Blood Bound(63)

Kyle shook his head. "Just a scratch." He raised his face to me. "Am I going to howl at the moon, too?"

I shook my head. "It's not that easy to become a werewolf. He'd have had to nearly kill you. A scratch wouldn't do it."

Kyle was a lawyer--nothing showed on his face. I couldn't tell if he was relieved or disappointed. Maybe he didn't know either. "We're going to have to move him down to the safe room," I told Darryl.

The safe room was a room in the basement that was reinforced to withstand a full grown werewolf. If Darryl wasn't dominant enough to make sure Warren stayed quiet, the cell was the only alternative.

"We can leave him on the mattress," suggested Honey. "Darryl and I can carry him down the stairs."

Which is what we did. Kyle and I followed, and I explained what we were doing as quickly as I could.

Warren didn't object to being imprisoned, but we had trouble keeping Kyle from following him.

"He didn't hurt me on purpose," he said, standing just inside the cell door. "I was trying to help Darryl keep him down."

"It'll get worse before it gets better," I told him.

"He didn't hurt me before."

Which let everyone in the room, except Kyle, know just how much Warren cared about him. Even a crazed werewolf won't harm his mate.

"I don't want to have to explain to Warren why we let him eat you," I said. "Look, you can sit in this couch right here and stay all day."

There was a little sitting room outside the cell, with a couch, matching easy chair, and big-screen TV.

"It'll only be for the day," Darryl said, his voice still a little growly, making me glad we weren't closer to a full moon. "He'll be well enough to be on his own tonight."

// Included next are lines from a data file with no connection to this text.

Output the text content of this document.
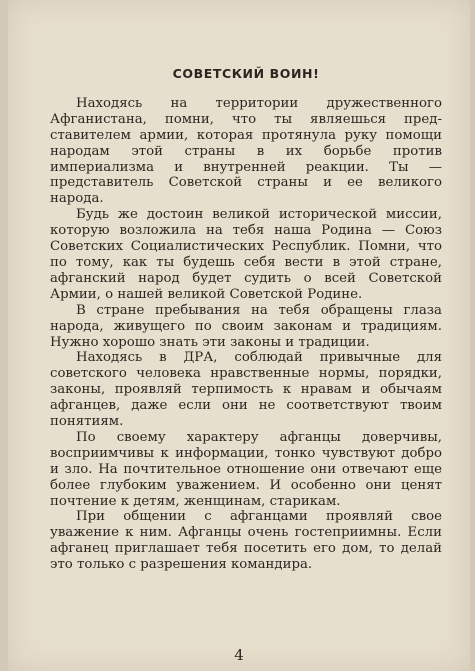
СОВЕТСКИЙ ВОИН!

Находясь на территории дружественного Афганистана, помни, что ты являешься представителем армии, которая протянула руку помощи народам этой страны в их борьбе против империализма и внутренней реакции. Ты — представитель Советской страны и ее великого народа.

Будь же достоин великой исторической миссии, которую возложила на тебя наша Родина — Союз Советских Социалистических Республик. Помни, что по тому, как ты будешь себя вести в этой стране, афганский народ будет судить о всей Советской Армии, о нашей великой Советской Родине.

В стране пребывания на тебя обращены глаза народа, живущего по своим законам и традициям. Нужно хорошо знать эти законы и традиции.

Находясь в ДРА, соблюдай привычные для советского человека нравственные нормы, порядки, законы, проявляй терпимость к нравам и обычаям афганцев, даже если они не соответствуют твоим понятиям.

По своему характеру афганцы доверчивы, восприимчивы к информации, тонко чувствуют добро и зло. На почтительное отношение они отвечают еще более глубоким уважением. И особенно они ценят почтение к детям, женщинам, старикам.

При общении с афганцами проявляй свое уважение к ним. Афганцы очень гостеприимны. Если афганец приглашает тебя посетить его дом, то делай это только с разрешения командира.

4
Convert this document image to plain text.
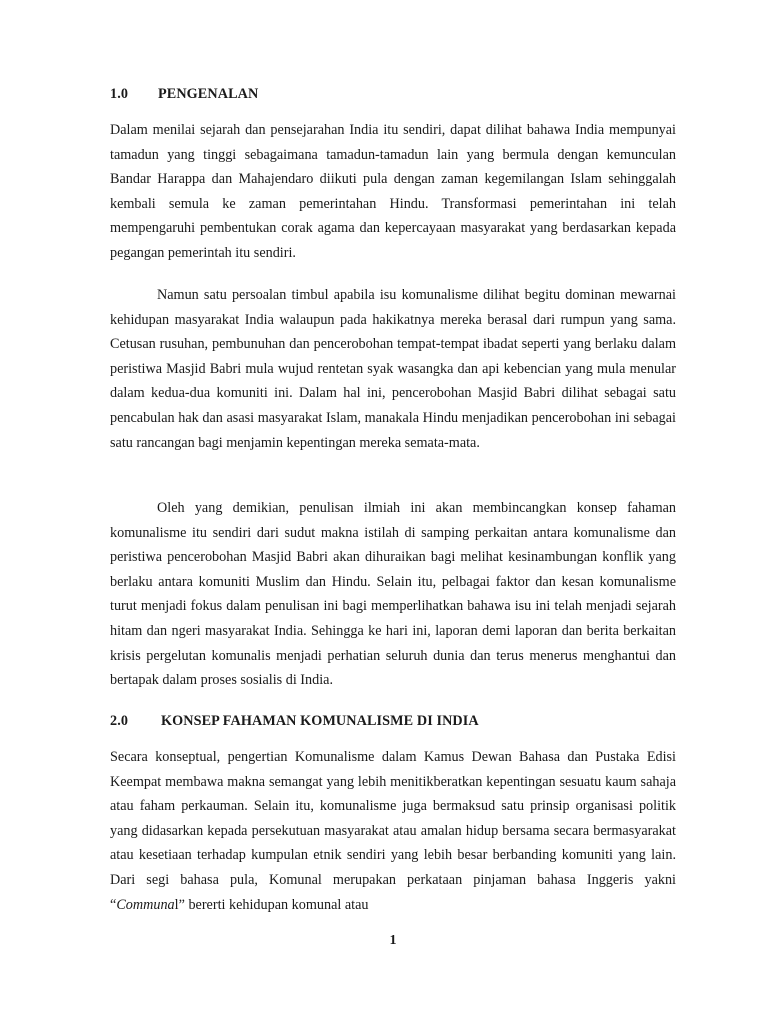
1.0 PENGENALAN

Dalam menilai sejarah dan pensejarahan India itu sendiri, dapat dilihat bahawa India mempunyai tamadun yang tinggi sebagaimana tamadun-tamadun lain yang bermula dengan kemunculan Bandar Harappa dan Mahajendaro diikuti pula dengan zaman kegemilangan Islam sehinggalah kembali semula ke zaman pemerintahan Hindu. Transformasi pemerintahan ini telah mempengaruhi pembentukan corak agama dan kepercayaan masyarakat yang berdasarkan kepada pegangan pemerintah itu sendiri.

Namun satu persoalan timbul apabila isu komunalisme dilihat begitu dominan mewarnai kehidupan masyarakat India walaupun pada hakikatnya mereka berasal dari rumpun yang sama. Cetusan rusuhan, pembunuhan dan pencerobohan tempat-tempat ibadat seperti yang berlaku dalam peristiwa Masjid Babri mula wujud rentetan syak wasangka dan api kebencian yang mula menular dalam kedua-dua komuniti ini. Dalam hal ini, pencerobohan Masjid Babri dilihat sebagai satu pencabulan hak dan asasi masyarakat Islam, manakala Hindu menjadikan pencerobohan ini sebagai satu rancangan bagi menjamin kepentingan mereka semata-mata.

Oleh yang demikian, penulisan ilmiah ini akan membincangkan konsep fahaman komunalisme itu sendiri dari sudut makna istilah di samping perkaitan antara komunalisme dan peristiwa pencerobohan Masjid Babri akan dihuraikan bagi melihat kesinambungan konflik yang berlaku antara komuniti Muslim dan Hindu. Selain itu, pelbagai faktor dan kesan komunalisme turut menjadi fokus dalam penulisan ini bagi memperlihatkan bahawa isu ini telah menjadi sejarah hitam dan ngeri masyarakat India. Sehingga ke hari ini, laporan demi laporan dan berita berkaitan krisis pergelutan komunalis menjadi perhatian seluruh dunia dan terus menerus menghantui dan bertapak dalam proses sosialis di India.

2.0 KONSEP FAHAMAN KOMUNALISME DI INDIA

Secara konseptual, pengertian Komunalisme dalam Kamus Dewan Bahasa dan Pustaka Edisi Keempat membawa makna semangat yang lebih menitikberatkan kepentingan sesuatu kaum sahaja atau faham perkauman. Selain itu, komunalisme juga bermaksud satu prinsip organisasi politik yang didasarkan kepada persekutuan masyarakat atau amalan hidup bersama secara bermasyarakat atau kesetiaan terhadap kumpulan etnik sendiri yang lebih besar berbanding komuniti yang lain. Dari segi bahasa pula, Komunal merupakan perkataan pinjaman bahasa Inggeris yakni “Communal” bererti kehidupan komunal atau

1
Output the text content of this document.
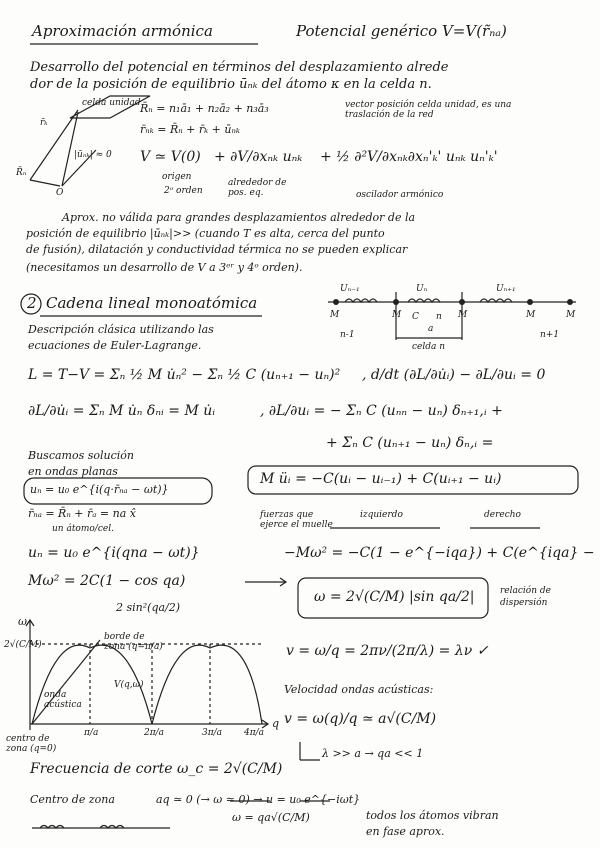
Aproximación armónica	Potencial genérico V=V(r̃ₙₐ)
Desarrollo del potencial en términos del desplazamiento alrede
dor de la posición de equilibrio ūₙₖ del átomo κ en la celda n.
celda unidad R̄ₙ = n₁ā₁ + n₂ā₂ + n₃ā₃	vector posición celda unidad, es una
traslación de la red
r̄ₙₖ = R̄ₙ + r̄ₖ + ūₙₖ
r̄ₖ
R̄ₙ
|ūₙₖ| ≈ 0
O
V ≃ V(0) + ∂V/∂xₙₖ uₙₖ + ½ ∂²V/∂xₙₖ∂xₙ'ₖ' uₙₖ uₙ'ₖ'
origen
2ᵒ orden
alrededor de
pos. eq.	oscilador armónico
Aprox. no válida para grandes desplazamientos alrededor de la
posición de equilibrio |ūₙₖ|>> (cuando T es alta, cerca del punto
de fusión), dilatación y conductividad térmica no se pueden explicar
(necesitamos un desarrollo de V a 3ᵉʳ y 4ᵒ orden).
2 Cadena lineal monoatómica
Descripción clásica utilizando las
ecuaciones de Euler-Lagrange.
Uₙ₋₁	Uₙ	Uₙ₊₁
M	M	M	M	M
C
a
n-1
n
n+1
celda n
L = T−V = Σₙ ½ M u̇ₙ² − Σₙ ½ C (uₙ₊₁ − uₙ)² , d/dt (∂L/∂u̇ᵢ) − ∂L/∂uᵢ = 0
∂L/∂u̇ᵢ = Σₙ M u̇ₙ δₙᵢ = M u̇ᵢ	, ∂L/∂uᵢ = − Σₙ C (uₙₙ − uₙ) δₙ₊₁,ᵢ +
+ Σₙ C (uₙ₊₁ − uₙ) δₙ,ᵢ =
M üᵢ = −C(uᵢ − uᵢ₋₁) + C(uᵢ₊₁ − uᵢ)
fuerzas que
ejerce el muelle
izquierdo	derecho
Buscamos solución
en ondas planas
uₙ = u₀ e^{i(q·r̄ₙₐ − ωt)}
r̄ₙₐ = R̄ₙ + r̄ₐ = na x̂
un átomo/cel.
uₙ = u₀ e^{i(qna − ωt)}	−Mω² = −C(1 − e^{−iqa}) + C(e^{iqa} −
Mω² = 2C(1 − cos qa)
2 sin²(qa/2)
ω = 2√(C/M) |sin qa/2|	relación de
dispersión
ω
2√(C/M)
q
π/a	2π/a	3π/a 4π/a
centro de
zona (q=0)
borde de
zona (q=π/a)
onda
acústica
V(q,ω)
v = ω/q = 2πν/(2π/λ) = λν ✓
Velocidad ondas acústicas:
v = ω(q)/q ≃ a√(C/M)
λ >> a → qa << 1
Frecuencia de corte ω_c = 2√(C/M)
Centro de zona	aq ≃ 0 (→ ω ≃ 0) → u = u₀ e^{−iωt}
ω = qa√(C/M)	todos los átomos vibran
en fase aprox.
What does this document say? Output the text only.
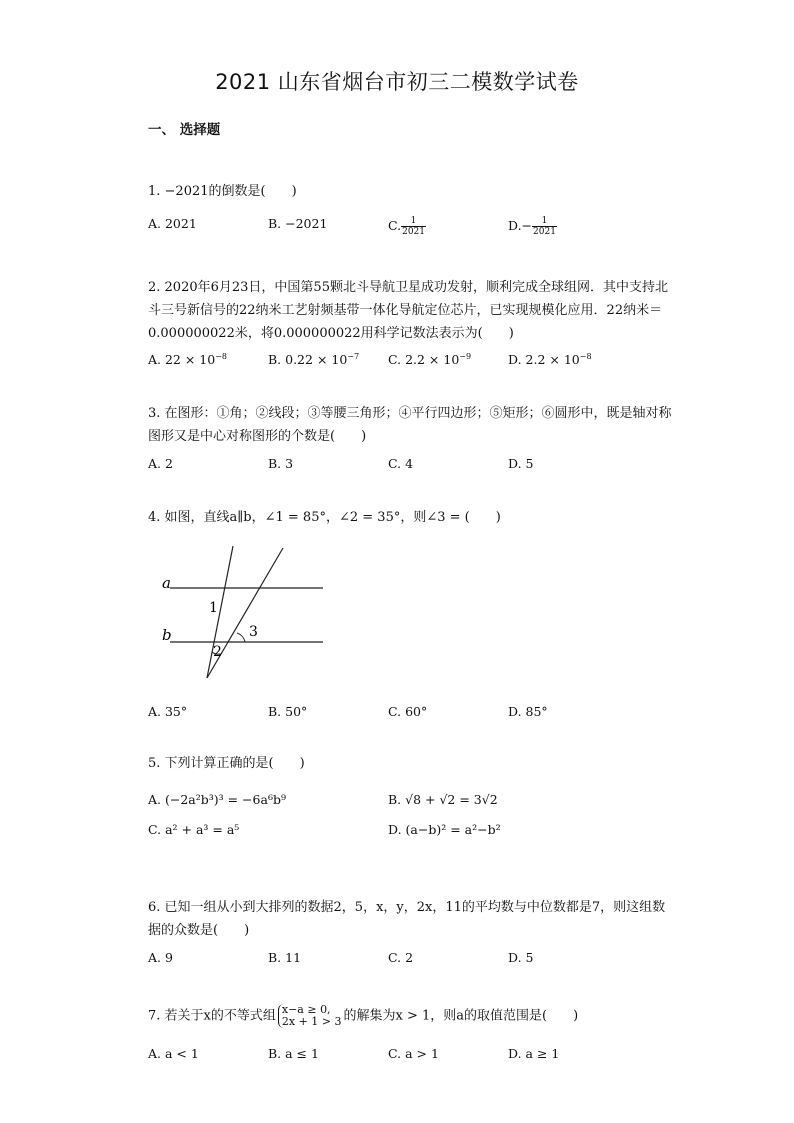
2021 山东省烟台市初三二模数学试卷
一、 选择题
1. −2021的倒数是(　　)
A. 2021	B. −2021	C. $\frac{1}{2021}$	$D.- \frac{1}{2021}$
2. 2020年6月23日，中国第55颗北斗导航卫星成功发射，顺利完成全球组网．其中支持北斗三号新信号的22纳米工艺射频基带一体化导航定位芯片，已实现规模化应用．22纳米＝0.000000022米，将0.000000022用科学记数法表示为(　　)
A. $22 \times 10^{-8}$	B. $0.22 \times 10^{-7}$ C. $2.2 \times 10^{-9}$	D. $2.2 \times 10^{-8}$
3. 在图形：①角；②线段；③等腰三角形；④平行四边形；⑤矩形；⑥圆形中，既是轴对称图形又是中心对称图形的个数是(　　)
A. 2	B. 3	C. 4	D. 5
4. 如图，直线a∥b，∠1 = 85°，∠2 = 35°，则∠3 = (　　)
a
b
1
2
3
A. 35°	B. 50°	C. 60°	D. 85°
5. 下列计算正确的是(　　)
A. (−2a²b³)³ = −6a⁶b⁹	B. √8 + √2 = 3√2
C. a² + a³ = a⁵	D. (a−b)² = a²−b²
6. 已知一组从小到大排列的数据2，5，x，y，2x，11的平均数与中位数都是7，则这组数据的众数是(　　)
A. 9	B. 11	C. 2	D. 5
7. 若关于x的不等式组 x−a ≥ 0,
2x + 1 > 3 的解集为x > 1，则a的取值范围是(　　)
A. a < 1	B. a ≤ 1	C. a > 1	D. a ≥ 1
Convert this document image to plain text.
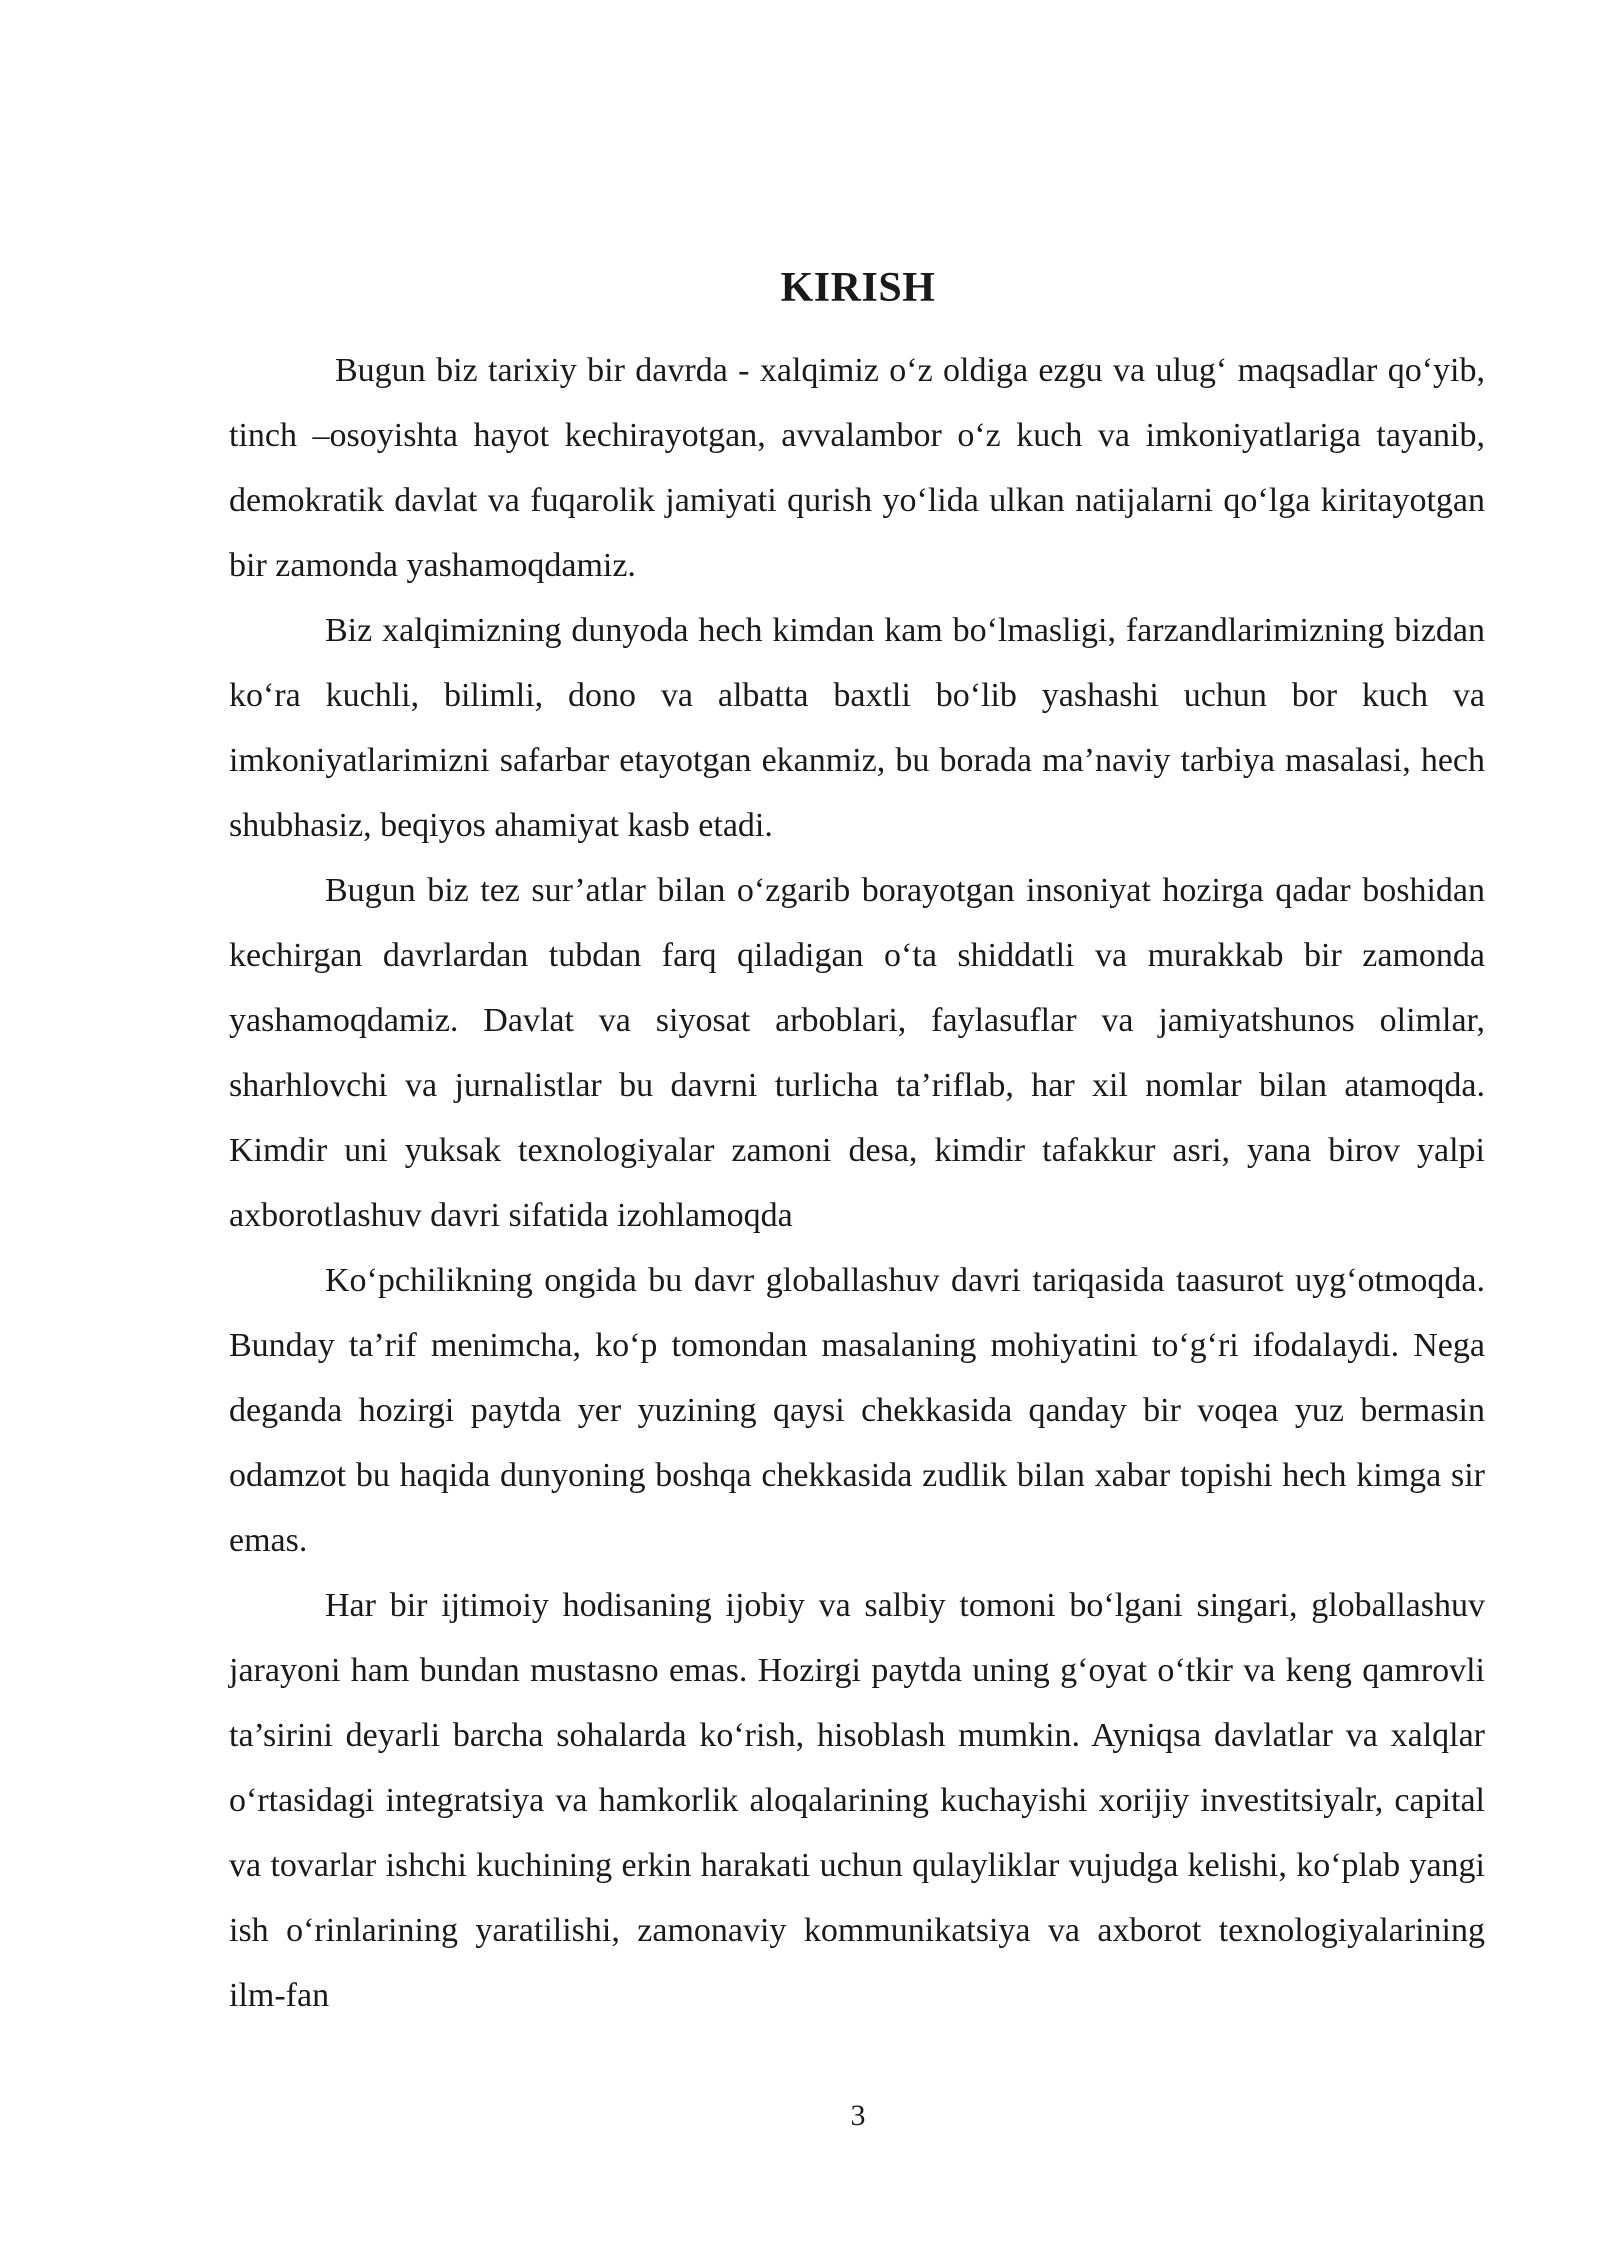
KIRISH

Bugun biz tarixiy bir davrda - xalqimiz o‘z oldiga ezgu va ulug‘ maqsadlar qo‘yib, tinch –osoyishta hayot kechirayotgan, avvalambor o‘z kuch va imkoniyatlariga tayanib, demokratik davlat va fuqarolik jamiyati qurish yo‘lida ulkan natijalarni qo‘lga kiritayotgan bir zamonda yashamoqdamiz.

Biz xalqimizning dunyoda hech kimdan kam bo‘lmasligi, farzandlarimizning bizdan ko‘ra kuchli, bilimli, dono va albatta baxtli bo‘lib yashashi uchun bor kuch va imkoniyatlarimizni safarbar etayotgan ekanmiz, bu borada ma’naviy tarbiya masalasi, hech shubhasiz, beqiyos ahamiyat kasb etadi.

Bugun biz tez sur’atlar bilan o‘zgarib borayotgan insoniyat hozirga qadar boshidan kechirgan davrlardan tubdan farq qiladigan o‘ta shiddatli va murakkab bir zamonda yashamoqdamiz. Davlat va siyosat arboblari, faylasuflar va jamiyatshunos olimlar, sharhlovchi va jurnalistlar bu davrni turlicha ta’riflab, har xil nomlar bilan atamoqda. Kimdir uni yuksak texnologiyalar zamoni desa, kimdir tafakkur asri, yana birov yalpi axborotlashuv davri sifatida izohlamoqda

Ko‘pchilikning ongida bu davr globallashuv davri tariqasida taasurot uyg‘otmoqda. Bunday ta’rif menimcha, ko‘p tomondan masalaning mohiyatini to‘g‘ri ifodalaydi. Nega deganda hozirgi paytda yer yuzining qaysi chekkasida qanday bir voqea yuz bermasin odamzot bu haqida dunyoning boshqa chekkasida zudlik bilan xabar topishi hech kimga sir emas.

Har bir ijtimoiy hodisaning ijobiy va salbiy tomoni bo‘lgani singari, globallashuv jarayoni ham bundan mustasno emas. Hozirgi paytda uning g‘oyat o‘tkir va keng qamrovli ta’sirini deyarli barcha sohalarda ko‘rish, hisoblash mumkin. Ayniqsa davlatlar va xalqlar o‘rtasidagi integratsiya va hamkorlik aloqalarining kuchayishi xorijiy investitsiyalr, capital va tovarlar ishchi kuchining erkin harakati uchun qulayliklar vujudga kelishi, ko‘plab yangi ish o‘rinlarining yaratilishi, zamonaviy kommunikatsiya va axborot texnologiyalarining ilm-fan

3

Warren and his wolf might have accepted me as Adam's mate, but I doubted Darryl did--and finding out that Warren was dominant to him was going to make him touchy for a while. A long while. We left Warren in the cell, with Kyle leaning against the silver-coated bars. It wasn't the smartest place for him to wait, but at least he wasn't inside.

"I have to go," I told Darryl, once we were upstairs. "I'm still trying to locate Adam and Samuel. Can you handle it from here?"

He didn't answer me, just stared down toward the cell.

"We'll be all right," said Honey, softly. She stroked Darryl's arm to comfort him.

"They won't accept him as second," Darryl said.

He was probably right. That Warren had survived being a homosexual werewolf as long as he had was a tribute to his strength and intelligence.

"You can sort it out with Adam when he gets back," I said. I glanced at my watch. I had just enough time to call Elizaveta before I left for the police station.

I didn't leave a third message on her answering machine. It might have annoyed her.

When I got off the phone, Darryl said, "Elizaveta left town after Adam found Warren. She said it was too dangerous for her to be here. If the demon got too close to her, it might be able to jump from Littleton to her, which, she told us, would be a disaster. She gathered her family and took a trip to California."

I knew that Elizaveta wasn't a Wiccan witch. Her powers were inherited and had nothing to do with religion. That she was so afraid of a demon told me that she had already had some dealings with the powers of darkness--otherwise the demon wouldn't have been able to take her over without an invitation.

"Damn it," I said. "I don't suppose you have any ideas on how to kill Littleton." He smiled at me, his teeth very white in the darkness of his face. "Eat him," he said.

"Very funny." I turned to leave.

"Kill the vampire and the demon goes away," he told me. "That's what the witch told Adam. And you kill a vampire by staking him, cutting off his head and then burning him."

"Thank you," I told him, though it was nothing I didn't know. I'd been hoping Elizaveta would have some knowledge of the demon that would make it easier to kill Littleton.

After I shut the door behind me, I heard Darryl say, "Of course, eating him would work, too."

The Kennewick police station was not too far from my shop, right next to Kennewick High. There were a bunch of high schoolers crowded into the small entryway, mobbing the pop machine. I waded through them to the glass fronted booth where a young man, who looked like he'd have been more at home with the kids on the other side, sat doing paperwork.